The informal agreement was reached this week by Members of the European Parliament (MEPs), the Latvian Presidency of the Council of Ministers and the European Commission.
The draft EU law, on diseases that are transmissible among animals and potentially to humans too, will merge and update many scattered items of old legislation, so as to help prevent and halt new outbreaks and keep pace with scientific progress.
The regulation is expected to be formally adopted before the end of 2015, after the final procedures including the legal-linguistic revision of the text, are completed. It will become applicable 5 years after its entry into force.
"After 40 years of fighting for animals in Europe, I can finally see the finishing line.

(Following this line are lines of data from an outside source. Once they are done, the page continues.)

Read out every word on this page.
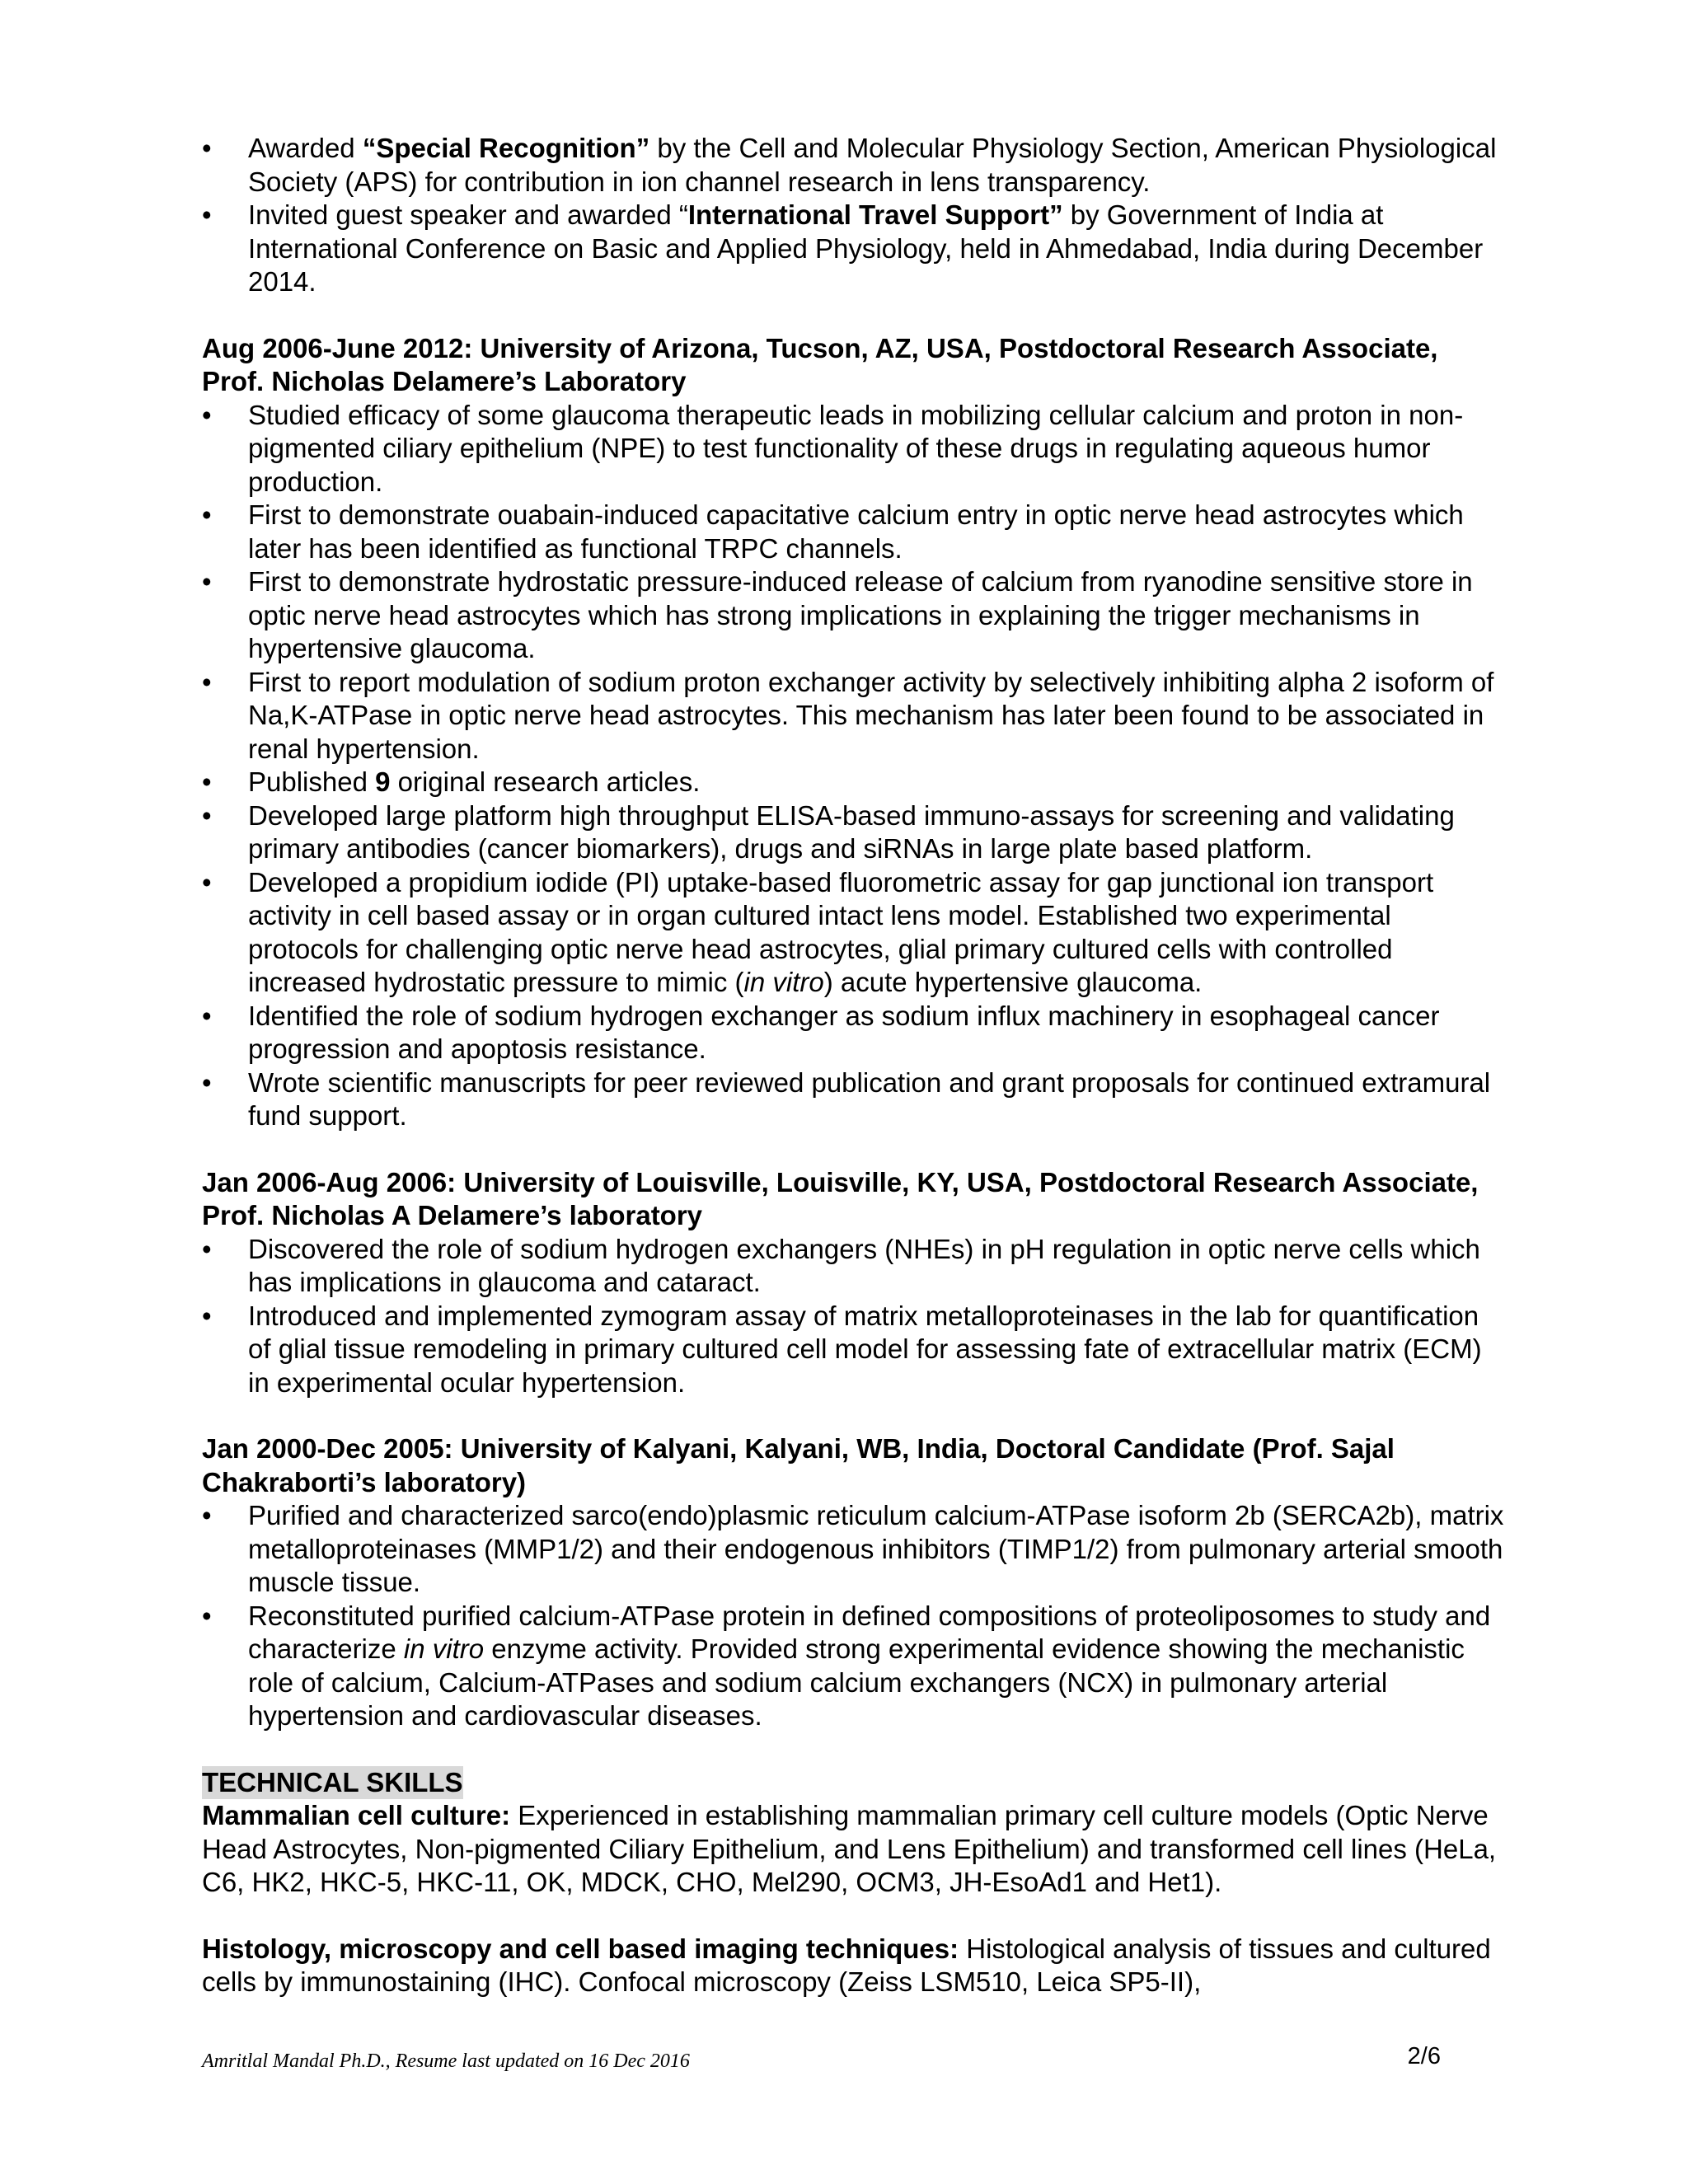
• Awarded “Special Recognition” by the Cell and Molecular Physiology Section, American Physiological Society (APS) for contribution in ion channel research in lens transparency.
• Invited guest speaker and awarded “International Travel Support” by Government of India at International Conference on Basic and Applied Physiology, held in Ahmedabad, India during December 2014.
Aug 2006-June 2012: University of Arizona, Tucson, AZ, USA, Postdoctoral Research Associate, Prof. Nicholas Delamere’s Laboratory
• Studied efficacy of some glaucoma therapeutic leads in mobilizing cellular calcium and proton in non-pigmented ciliary epithelium (NPE) to test functionality of these drugs in regulating aqueous humor production.
• First to demonstrate ouabain-induced capacitative calcium entry in optic nerve head astrocytes which later has been identified as functional TRPC channels.
• First to demonstrate hydrostatic pressure-induced release of calcium from ryanodine sensitive store in optic nerve head astrocytes which has strong implications in explaining the trigger mechanisms in hypertensive glaucoma.
• First to report modulation of sodium proton exchanger activity by selectively inhibiting alpha 2 isoform of Na,K-ATPase in optic nerve head astrocytes. This mechanism has later been found to be associated in renal hypertension.
• Published 9 original research articles.
• Developed large platform high throughput ELISA-based immuno-assays for screening and validating primary antibodies (cancer biomarkers), drugs and siRNAs in large plate based platform.
• Developed a propidium iodide (PI) uptake-based fluorometric assay for gap junctional ion transport activity in cell based assay or in organ cultured intact lens model. Established two experimental protocols for challenging optic nerve head astrocytes, glial primary cultured cells with controlled increased hydrostatic pressure to mimic (in vitro) acute hypertensive glaucoma.
• Identified the role of sodium hydrogen exchanger as sodium influx machinery in esophageal cancer progression and apoptosis resistance.
• Wrote scientific manuscripts for peer reviewed publication and grant proposals for continued extramural fund support.
Jan 2006-Aug 2006: University of Louisville, Louisville, KY, USA, Postdoctoral Research Associate, Prof. Nicholas A Delamere’s laboratory
• Discovered the role of sodium hydrogen exchangers (NHEs) in pH regulation in optic nerve cells which has implications in glaucoma and cataract.
• Introduced and implemented zymogram assay of matrix metalloproteinases in the lab for quantification of glial tissue remodeling in primary cultured cell model for assessing fate of extracellular matrix (ECM) in experimental ocular hypertension.
Jan 2000-Dec 2005: University of Kalyani, Kalyani, WB, India, Doctoral Candidate (Prof. Sajal Chakraborti’s laboratory)
• Purified and characterized sarco(endo)plasmic reticulum calcium-ATPase isoform 2b (SERCA2b), matrix metalloproteinases (MMP1/2) and their endogenous inhibitors (TIMP1/2) from pulmonary arterial smooth muscle tissue.
• Reconstituted purified calcium-ATPase protein in defined compositions of proteoliposomes to study and characterize in vitro enzyme activity. Provided strong experimental evidence showing the mechanistic role of calcium, Calcium-ATPases and sodium calcium exchangers (NCX) in pulmonary arterial hypertension and cardiovascular diseases.
TECHNICAL SKILLS
Mammalian cell culture: Experienced in establishing mammalian primary cell culture models (Optic Nerve Head Astrocytes, Non-pigmented Ciliary Epithelium, and Lens Epithelium) and transformed cell lines (HeLa, C6, HK2, HKC-5, HKC-11, OK, MDCK, CHO, Mel290, OCM3, JH-EsoAd1 and Het1).
Histology, microscopy and cell based imaging techniques: Histological analysis of tissues and cultured cells by immunostaining (IHC). Confocal microscopy (Zeiss LSM510, Leica SP5-II),
Amritlal Mandal Ph.D., Resume last updated on 16 Dec 2016	2/6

"This law will be an important toolbox for the future", said Norwegian MEP Marit Paulsen, who steered the legislation through the Parliament and headed Parliament's negotiating team.
"The new Animal Health Law will establish the first ever link between animal welfare and public health in EU law, and will be an important tool for fighting antimicrobial resistance in humans, animals and the environment."
The new rules will put more emphasis on prevention, in line with Parliament's long-standing position.
All farmers and other animal owners and traders will be obliged to apply the principles of good animal husbandry and a prudent, responsible use of veterinary medicines.
"This would make it considerably more difficult to use antimicrobials as an "umbrella" to cover bad animal husbandry in the future," said Ms Paulsen.
As a part of the deal, the Parliament, the Commission and the Council issued a joint statement calling on EU member states "to collect relevant, comparable and sufficiently detailed data on the actual use of antimicrobial medicinal products in animals and to send such data to the Commission”, which should then publish them regularly.
To tackle emerging diseases that could have a “highly significant impact” on public health, agricultural production or animal welfare and health, the law will empower the Commission to take urgent measures immediately.
Both the EU Parliament and the Council will be involved in establishing and updating a list of potentially dangerous diseases, such as African swine fever, avian influenza or foot and mouth disease, in consultation with European Food Safety Authority (EFSA) experts.
In addition, to tackle the problem of strays transmitting animal diseases, MEPs inserted provisions that would require all professional pet keepers and sellers to be registered and empower the Commission to ask EU member states to establish a computer database of dogs and other pets, if need be.
Commenting on the announcement Reineke Hameleers, Director of animal welfare organisation Eurogroup for Animals said: “Eurogroup has worked hard to get this result and I am proud to say that thanks to our advocacy efforts and the support of key actors in the EU institutions, every animal holder in Europe will need to follow good animal husbandry and use medicine in a prudent and responsible way.
“In addition to acknowledging the important role of veterinarians and pet owners in caring for animals, the new law will ensure that disease control measures take animal welfare into account, sparing animals any avoidable pain, distress or suffering."